その中に、5年前に話題となった美人議員ミレーデ・ルンゴー失踪事件があり、カールはその捜査結果に改めて違和感を持ち、部下のアサドとともに調査を始める…。
北欧ミステリー「特捜部Q」シリーズを映画化。
デンマーク映画です。
数年前から世界で人気になってきた北欧ミステリーの代表作であり、『ドラゴンタトゥーの女』のスタッフが再集結して手がけたとのことだったので、観てみました。
全体的に暗めの映像で、本格派刑事物の王道のような作品。
最初の30分は少し退屈だったが、徐々に面白くなりました。
刑事物の王道で、謎を解いてゆくドキドキ感があります。
派手な演出もなければ、変なトリックもない。
ハリウッド映画のように、早いテンポでサスペンスを盛り上げるのとはまた違ったミステリー映画。
ハリウッド映画に浸り過ぎているせいか、役者は勿論その後ろにある風景、何もかもが新鮮でした。
ただ、派手なカーアクションやドンパチはありませんので、ストーリーの整合性は素晴らしいですが、エンターテインメントしてはそこまででもありませんのでご注意。
犯人のキャラもしっかり考えさせられるものとなっていて、ただの勧善懲悪になっていないのもポイントではないでしょうか?
非常に過酷な監禁を強いる犯人。
しかし、その犯人が経験した幸せな生活を根こそぎ破壊した原点を知り、怒りの大きさを想像すると、とても複雑な気持ちにさせられました。
確かに異常性はあるし恐ろしいのだけれども、そういう数奇な運命であればこういう事件にもなるやもしれず。
雰囲気は良いので、気づいたらもう少しで終わりそうな時間になっていて、「これ、ちゃんと終わるのか?」と思いましたが収束させてくれましたね。

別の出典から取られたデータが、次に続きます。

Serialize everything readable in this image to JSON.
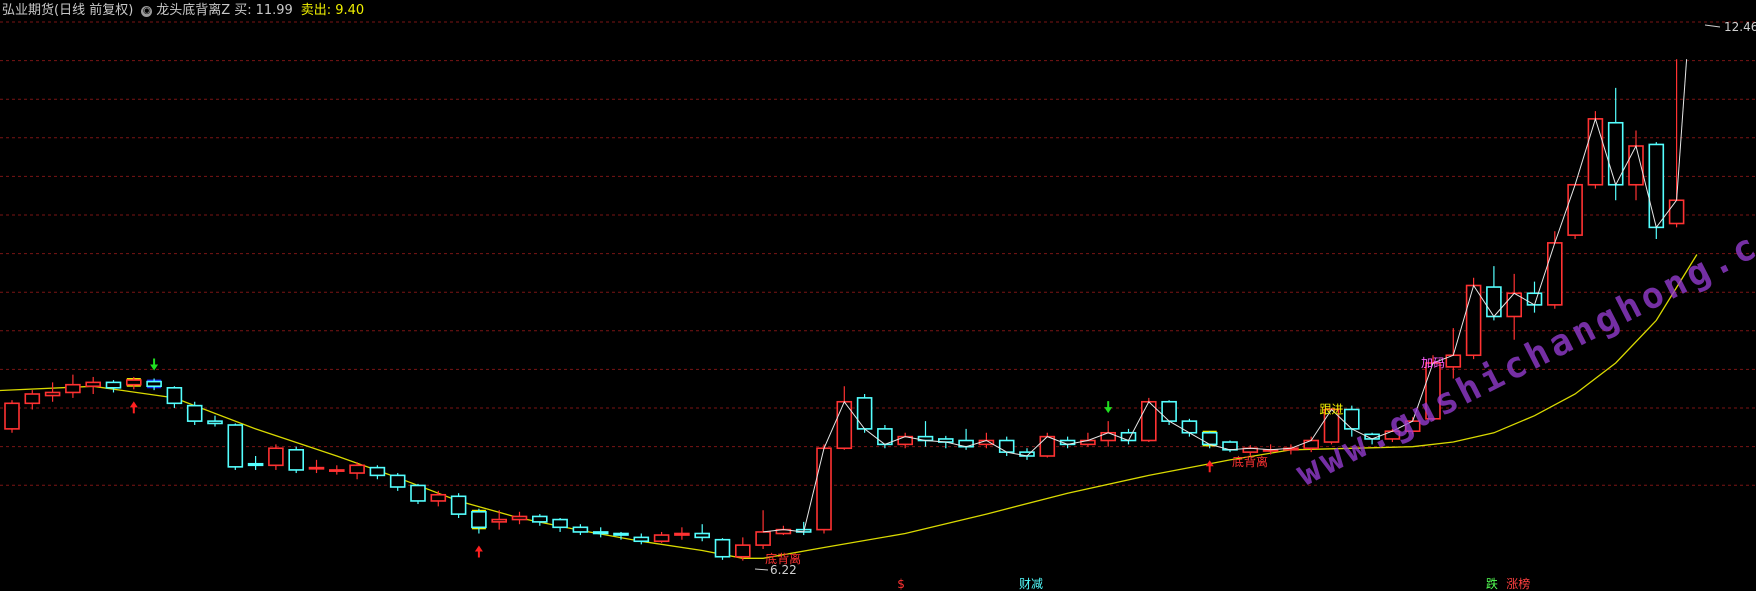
{
  "header": {
    "title": "弘业期货(日线 前复权)",
    "indicator_icon": "circle-dot-icon",
    "indicator_name": "龙头底背离Z",
    "buy_label": "买:",
    "buy_value": "11.99",
    "sell_label": "卖出:",
    "sell_value": "9.40"
  },
  "watermark": "www.gushichanghong.com",
  "colors": {
    "up": "#ff3232",
    "down": "#54ffff",
    "ma": "#d9d900",
    "grid": "#7a1414"
  },
  "chart_data": {
    "type": "candlestick",
    "price_labels": {
      "high": "12.46",
      "low": "6.22"
    },
    "candles": [
      [
        7.45,
        7.78,
        7.4,
        7.82
      ],
      [
        7.78,
        7.9,
        7.7,
        7.95
      ],
      [
        7.88,
        7.92,
        7.8,
        8.05
      ],
      [
        7.92,
        8.02,
        7.85,
        8.15
      ],
      [
        8.0,
        8.05,
        7.9,
        8.12
      ],
      [
        8.05,
        7.98,
        7.92,
        8.08
      ],
      [
        8.02,
        8.08,
        7.96,
        8.12
      ],
      [
        8.06,
        8.0,
        7.95,
        8.1
      ],
      [
        7.98,
        7.78,
        7.72,
        8.0
      ],
      [
        7.75,
        7.55,
        7.5,
        7.8
      ],
      [
        7.55,
        7.52,
        7.48,
        7.62
      ],
      [
        7.5,
        6.96,
        6.92,
        7.52
      ],
      [
        7.0,
        6.98,
        6.92,
        7.1
      ],
      [
        6.98,
        7.2,
        6.92,
        7.25
      ],
      [
        7.18,
        6.92,
        6.88,
        7.22
      ],
      [
        6.95,
        6.95,
        6.88,
        7.05
      ],
      [
        6.92,
        6.92,
        6.86,
        6.98
      ],
      [
        6.88,
        6.98,
        6.8,
        7.02
      ],
      [
        6.95,
        6.85,
        6.8,
        6.98
      ],
      [
        6.85,
        6.7,
        6.65,
        6.88
      ],
      [
        6.72,
        6.52,
        6.48,
        6.74
      ],
      [
        6.52,
        6.6,
        6.45,
        6.65
      ],
      [
        6.58,
        6.35,
        6.3,
        6.62
      ],
      [
        6.38,
        6.18,
        6.1,
        6.42
      ],
      [
        6.25,
        6.28,
        6.15,
        6.4
      ],
      [
        6.28,
        6.32,
        6.22,
        6.38
      ],
      [
        6.32,
        6.25,
        6.2,
        6.35
      ],
      [
        6.28,
        6.18,
        6.12,
        6.3
      ],
      [
        6.18,
        6.12,
        6.08,
        6.22
      ],
      [
        6.12,
        6.1,
        6.05,
        6.18
      ],
      [
        6.1,
        6.08,
        6.02,
        6.12
      ],
      [
        6.05,
        6.0,
        5.96,
        6.1
      ],
      [
        6.0,
        6.08,
        5.98,
        6.12
      ],
      [
        6.08,
        6.1,
        6.02,
        6.18
      ],
      [
        6.1,
        6.05,
        6.0,
        6.22
      ],
      [
        6.02,
        5.8,
        5.76,
        6.04
      ],
      [
        5.8,
        5.95,
        5.75,
        6.05
      ],
      [
        5.95,
        6.12,
        5.9,
        6.4
      ],
      [
        6.1,
        6.15,
        6.08,
        6.2
      ],
      [
        6.15,
        6.12,
        6.08,
        6.25
      ],
      [
        6.15,
        7.2,
        6.1,
        7.25
      ],
      [
        7.2,
        7.8,
        7.18,
        8.0
      ],
      [
        7.85,
        7.45,
        7.4,
        7.9
      ],
      [
        7.45,
        7.25,
        7.2,
        7.5
      ],
      [
        7.25,
        7.35,
        7.2,
        7.4
      ],
      [
        7.35,
        7.3,
        7.22,
        7.55
      ],
      [
        7.32,
        7.28,
        7.2,
        7.36
      ],
      [
        7.3,
        7.22,
        7.18,
        7.45
      ],
      [
        7.25,
        7.3,
        7.2,
        7.4
      ],
      [
        7.3,
        7.15,
        7.1,
        7.35
      ],
      [
        7.15,
        7.1,
        7.05,
        7.2
      ],
      [
        7.1,
        7.35,
        7.08,
        7.4
      ],
      [
        7.3,
        7.25,
        7.2,
        7.35
      ],
      [
        7.25,
        7.3,
        7.22,
        7.4
      ],
      [
        7.3,
        7.4,
        7.22,
        7.55
      ],
      [
        7.4,
        7.3,
        7.25,
        7.45
      ],
      [
        7.3,
        7.8,
        7.28,
        7.85
      ],
      [
        7.8,
        7.55,
        7.5,
        7.82
      ],
      [
        7.55,
        7.4,
        7.35,
        7.58
      ],
      [
        7.4,
        7.25,
        7.2,
        7.42
      ],
      [
        7.28,
        7.18,
        7.15,
        7.3
      ],
      [
        7.15,
        7.2,
        7.1,
        7.24
      ],
      [
        7.18,
        7.18,
        7.12,
        7.25
      ],
      [
        7.18,
        7.2,
        7.12,
        7.25
      ],
      [
        7.2,
        7.3,
        7.15,
        7.35
      ],
      [
        7.28,
        7.7,
        7.25,
        7.72
      ],
      [
        7.7,
        7.45,
        7.35,
        7.75
      ],
      [
        7.38,
        7.32,
        7.25,
        7.4
      ],
      [
        7.32,
        7.42,
        7.28,
        7.45
      ],
      [
        7.42,
        7.55,
        7.38,
        7.6
      ],
      [
        7.58,
        8.3,
        7.55,
        8.4
      ],
      [
        8.25,
        8.4,
        8.1,
        8.75
      ],
      [
        8.4,
        9.3,
        8.35,
        9.4
      ],
      [
        9.28,
        8.9,
        8.85,
        9.55
      ],
      [
        8.9,
        9.2,
        8.6,
        9.45
      ],
      [
        9.2,
        9.05,
        8.95,
        9.35
      ],
      [
        9.05,
        9.85,
        9.0,
        10.0
      ],
      [
        9.95,
        10.6,
        9.9,
        10.6
      ],
      [
        10.6,
        11.45,
        10.55,
        11.55
      ],
      [
        11.4,
        10.6,
        10.4,
        11.85
      ],
      [
        10.6,
        11.1,
        10.4,
        11.3
      ],
      [
        11.12,
        10.05,
        9.9,
        11.15
      ],
      [
        10.1,
        10.4,
        10.05,
        12.22
      ]
    ],
    "ma": [
      [
        -1,
        7.94
      ],
      [
        4,
        8.0
      ],
      [
        8,
        7.85
      ],
      [
        12,
        7.45
      ],
      [
        16,
        7.1
      ],
      [
        19,
        6.82
      ],
      [
        22,
        6.52
      ],
      [
        25,
        6.3
      ],
      [
        28,
        6.14
      ],
      [
        31,
        6.0
      ],
      [
        34,
        5.88
      ],
      [
        36,
        5.78
      ],
      [
        37,
        5.78
      ],
      [
        40,
        5.92
      ],
      [
        44,
        6.1
      ],
      [
        48,
        6.35
      ],
      [
        52,
        6.62
      ],
      [
        56,
        6.85
      ],
      [
        60,
        7.05
      ],
      [
        63,
        7.18
      ],
      [
        66,
        7.2
      ],
      [
        69,
        7.22
      ],
      [
        71,
        7.28
      ],
      [
        73,
        7.4
      ],
      [
        75,
        7.62
      ],
      [
        77,
        7.9
      ],
      [
        79,
        8.3
      ],
      [
        81,
        8.85
      ],
      [
        83,
        9.7
      ]
    ],
    "close_line_from": 37,
    "markers": [
      {
        "type": "arrow-up",
        "index": 6,
        "text": ""
      },
      {
        "type": "arrow-down",
        "index": 7,
        "text": ""
      },
      {
        "type": "arrow-up",
        "index": 23,
        "text": ""
      },
      {
        "type": "arrow-down",
        "index": 54,
        "text": ""
      },
      {
        "type": "arrow-up",
        "index": 59,
        "text": ""
      },
      {
        "type": "label",
        "index": 37,
        "text": "底背离"
      },
      {
        "type": "label",
        "index": 60,
        "text": "底背离"
      },
      {
        "type": "label",
        "index": 65,
        "text": "跟进"
      },
      {
        "type": "label",
        "index": 70,
        "text": "加码"
      }
    ],
    "boxes": [
      {
        "index": 6,
        "color": "#f0f000"
      },
      {
        "index": 7,
        "color": "#1428ff"
      },
      {
        "index": 23,
        "color": "#f0f000"
      },
      {
        "index": 59,
        "color": "#f0f000"
      }
    ],
    "bottom_labels": [
      {
        "text": "$",
        "index": 44,
        "color": "#ff3232"
      },
      {
        "text": "财减",
        "index": 50,
        "color": "#54ffff"
      },
      {
        "text": "跌",
        "index": 73,
        "color": "#54ff54"
      },
      {
        "text": "涨榜",
        "index": 74,
        "color": "#ff4040"
      }
    ],
    "grid": true,
    "ylim": [
      5.5,
      12.7
    ]
  }
}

ただ、無鉄砲な人が嫌いなので、個人的には主人公にイラッときましたが。
まあそういう性格の刑事じゃないと物語は進まないんだけど。
主人公の相棒のアサドがイスラム教徒のアラブ人?で、二人のミスマッチ感が暗い中にも明るいコミカル感を醸し出してていい感じ。
テンション低めの即席コンビですが、地道に淡々と、けれど着実に進んでいく捜査シーンは惹き込まれます。
欲を言えば、アサドがいいキャラなので、彼の個性をもっと深めて欲しかったところだが、続編もあるらしいので楽しみにしよう。